By Jonathon Van Maren
One of the most consistently amusing things about Michael Coren is the fact that he exchanged Catholicism for the title of reverend, scurried across the theological divide to the feticide enthusiasts, and now pretends to be stunned by while also having a deep understanding of the views of those he once grifted. The news that pro-life MPP Sam Oosterhoff, who you may remember from previous media temper tantrums over his appearance at the Toronto March for Life and his existence as a socially conservative politician more generally, is scheduled to speak at a conference hosted by the National Campus Life Network, has got Coren all hot under the collar once again. A different collar, true, but same shtick.
“Comparing abortion to the Holocaust is common in anti-abortion circles; in so doing, it implies that those who support reproductive rights are Nazis,” he tweeted, apparently unaware of a wealth of pro-life material that explains why this is not the case. “Sam Oosterhoff should be ashamed and [Doug Ford] must act!” He followed that up by explaining that this was “Holocaust minimizing,” which is a form of Holocaust denial, and then put down his smartphone, panting heavily. Coren was referring to this story, published by Global News:
Niagara MPP Sam Oosterhoff‘s judgment is being questioned yet again after affiliating himself with a group that has compared abortion to the Holocaust. Oosterhoff, who serves as Education Minister Stephen Lecce’s parliamentary assistant, is scheduled to speak at an event titled “Gen Z: Challenging Abortion in Politics” on Wednesday.
The event is being organized by student-led university groups including University of Ottawa Students for Life, Carleton Life Network and University of Waterloo Students for Life and is being held in collaboration with the National Campus Life Network, which is an anti-abortion youth group.
“MPP Sam Oosterhoff will be speaking about being a young pro-lifer in politics,” organizers say on Facebook. “Oosterhoff is a member of the Progressive Conservative Party of Ontario and was first elected at the age of 19 in a November 2016 byelection, and is the YOUNGEST Ontario MPP to ever be elected…and he’s a pro-life badass.”
When asked about his involvement with the event, Oosterhoff, through his office, wrote: “I don’t think anyone is surprised to know that I am pro-life. I have always been very clear where I stand when it comes to protecting the right to life.”
When Canadian media commentators assert that someone’s “judgement is being questioned,” they mean that it is being questioned by them, in the column you are currently reading. It’s a handy way of creating a story where none exists. The author of this piece, Travis Dhanraj, can’t really write a lede that reads “pro-life MPP attends yet another pro-life event, a regular practice of his since running as a pro-life candidate and winning his election,” and so instead Dhanraj questions Oosterhoff’s judgement, and then solemnly writes that “Oosterhoff’s judgement is being questioned.” This is a prompt for others to follow suit, as Coren predictably did.

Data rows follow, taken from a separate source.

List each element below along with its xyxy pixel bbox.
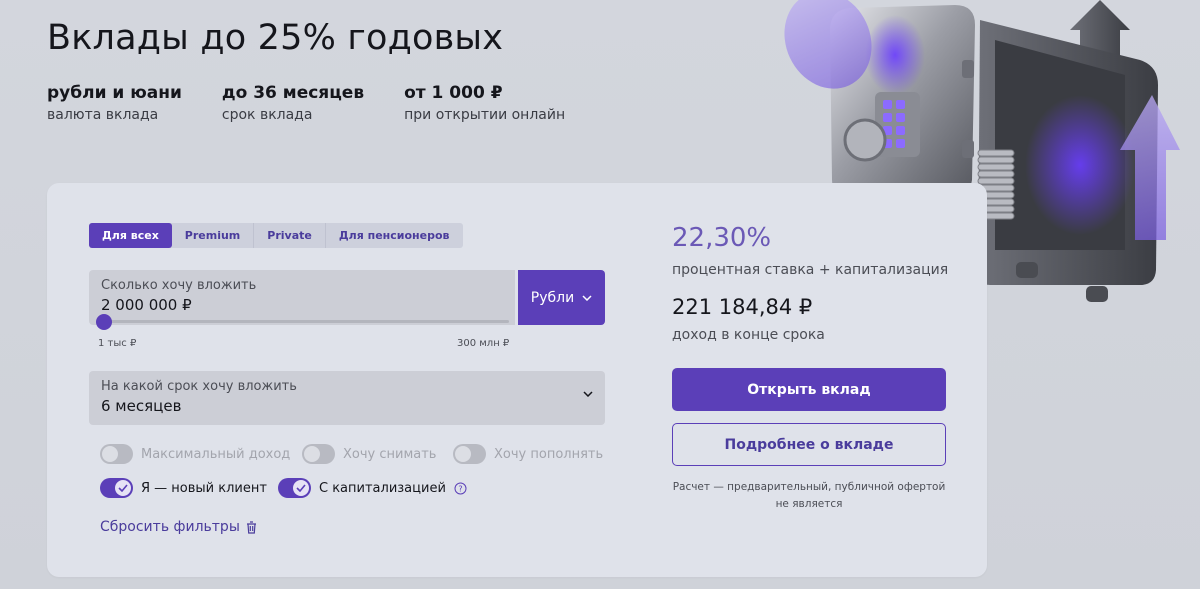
- new-client-switch[interactable]: [100, 478, 133, 498]
- top-up-switch[interactable]: [453, 444, 486, 464]
- toggle-max-income: Максимальный доход: [100, 444, 290, 464]
- audience-tabs: Для всех Premium Private Для пенсионеров: [89, 223, 463, 248]
- disclaimer: Расчет — предварительный, публичной офер…: [672, 481, 946, 510]
- rate-value: 22,30%: [672, 223, 772, 253]
- trash-icon: [246, 520, 256, 534]
- reset-filters-link[interactable]: Сбросить фильтры: [100, 519, 257, 535]
- reset-label: Сбросить фильтры: [100, 519, 240, 535]
- max-income-switch[interactable]: [100, 444, 133, 464]
- capitalization-switch[interactable]: [278, 478, 311, 498]
- term-select[interactable]: На какой срок хочу вложить 6 месяцев: [89, 371, 605, 425]
- rate-caption: процентная ставка + капитализация: [672, 262, 949, 278]
- open-deposit-button[interactable]: Открыть вклад: [672, 368, 946, 411]
- fact-caption: при открытии онлайн: [404, 107, 566, 123]
- term-label: На какой срок хочу вложить: [101, 379, 297, 394]
- amount-label: Сколько хочу вложить: [101, 278, 257, 293]
- amount-input[interactable]: Сколько хочу вложить 2 000 000 ₽: [89, 270, 515, 330]
- fact-caption: срок вклада: [221, 107, 313, 123]
- amount-max-label: 300 млн ₽: [457, 338, 510, 349]
- income-caption: доход в конце срока: [672, 327, 825, 343]
- deposit-facts: рубли и юани валюта вклада до 36 месяцев…: [47, 83, 565, 123]
- amount-slider-handle[interactable]: [95, 314, 112, 330]
- svg-text:?: ?: [458, 484, 462, 493]
- page-title: Вклады до 25% годовых: [47, 18, 504, 58]
- toggle-label: Я — новый клиент: [141, 480, 267, 496]
- chevron-down-icon: [582, 294, 592, 301]
- fact-min-amount: от 1 000 ₽ при открытии онлайн: [404, 83, 565, 123]
- withdraw-switch[interactable]: [302, 444, 335, 464]
- toggle-label: Максимальный доход: [141, 446, 291, 462]
- fact-currency: рубли и юани валюта вклада: [47, 83, 182, 123]
- amount-value[interactable]: 2 000 000 ₽: [101, 296, 192, 314]
- fact-value: от 1 000 ₽: [404, 83, 503, 103]
- tab-pensioners[interactable]: Для пенсионеров: [326, 223, 463, 248]
- tab-for-everyone[interactable]: Для всех: [89, 223, 172, 248]
- currency-label: Рубли: [530, 289, 575, 306]
- currency-select-button[interactable]: Рубли: [518, 270, 605, 325]
- toggle-withdraw: Хочу снимать: [302, 444, 436, 464]
- toggle-new-client: Я — новый клиент: [100, 478, 267, 498]
- check-icon: [115, 480, 131, 496]
- fact-caption: валюта вклада: [47, 107, 159, 123]
- toggle-label: Хочу снимать: [343, 446, 437, 462]
- amount-slider-track[interactable]: [101, 320, 509, 323]
- chevron-down-icon: [583, 391, 593, 397]
- deposit-calculator: Для всех Premium Private Для пенсионеров…: [47, 183, 987, 577]
- tab-premium[interactable]: Premium: [172, 223, 255, 248]
- toggle-label: Хочу пополнять: [494, 446, 604, 462]
- help-icon[interactable]: ?: [454, 482, 467, 495]
- tab-private[interactable]: Private: [254, 223, 326, 248]
- deposit-details-button[interactable]: Подробнее о вкладе: [672, 423, 946, 466]
- check-icon: [293, 480, 309, 496]
- fact-value: рубли и юани: [47, 83, 182, 103]
- income-value: 221 184,84 ₽: [672, 295, 813, 319]
- toggle-capitalization: С капитализацией ?: [278, 478, 467, 498]
- toggle-label: С капитализацией: [319, 480, 446, 496]
- term-value: 6 месяцев: [101, 397, 182, 415]
- amount-min-label: 1 тыс ₽: [98, 338, 137, 349]
- fact-term: до 36 месяцев срок вклада: [222, 83, 364, 123]
- toggle-top-up: Хочу пополнять: [453, 444, 603, 464]
- fact-value: до 36 месяцев: [221, 83, 365, 103]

This is also part of the Canadian media’s refusal to admit that there are many Canadians who oppose abortion (and a majority who dislike the current status quo), particularly in immigrant communities. The airtight bubble inhabited by Canada’s commentary class is such that they are hornswoggled whenever they discover that they inhabit a country where not everyone thinks like them—how can this be, when everyone they read and speak with does? Clearly such persons are religious extremists—best get Rev. Coren out to explain all of this in a British accent. Diversity of thought is only our strength when everyone has the same ones.
There has been one pleasant exception. Matt Gurney of the National Post tweeted this:
I sometimes wonder if many pro-choicers (I am myself generally pro-choice) realize why people actually oppose abortion. I don’t oppose it in most circumstances. But I really, really don’t find it that strange that others would and do. Like, if you genuinely believe that babies are being murdered, lots of them, on a steady basis, year after year, what WOULD you compare that to? I think a weird side effect of these moral issues being fought out mainly through political processes is that we sometimes forget that they’re still moral issues, and can’t be categorized neatly alongside other policy or partisan disagreements. You don’t have to buy all the pro-life logic to believe that they’re sincere that they oppose abortion because they consider it the killing of babies.
Gurney is doing something rare here: He’s asking, out loud, why those he disagrees with might think the way that they do. This is the sort of thing good journalists were once known for. These days, they’re just the enforcers of an inch-wide range of debate that a handful of progressives believe is acceptable in the public sphere, while millions of Canadians hold different views. It isn’t news that a pro-life MPP is speaking at a conference to pro-life Canadian students. It is news that he refuses to back down when he’s attacked for it. And it is because Oosterhoff refuses to play the game and offer the groveling disavowal and apology that the media has become accustomed to that he consistently elicits such ire from the commentariat and their political progressive allies.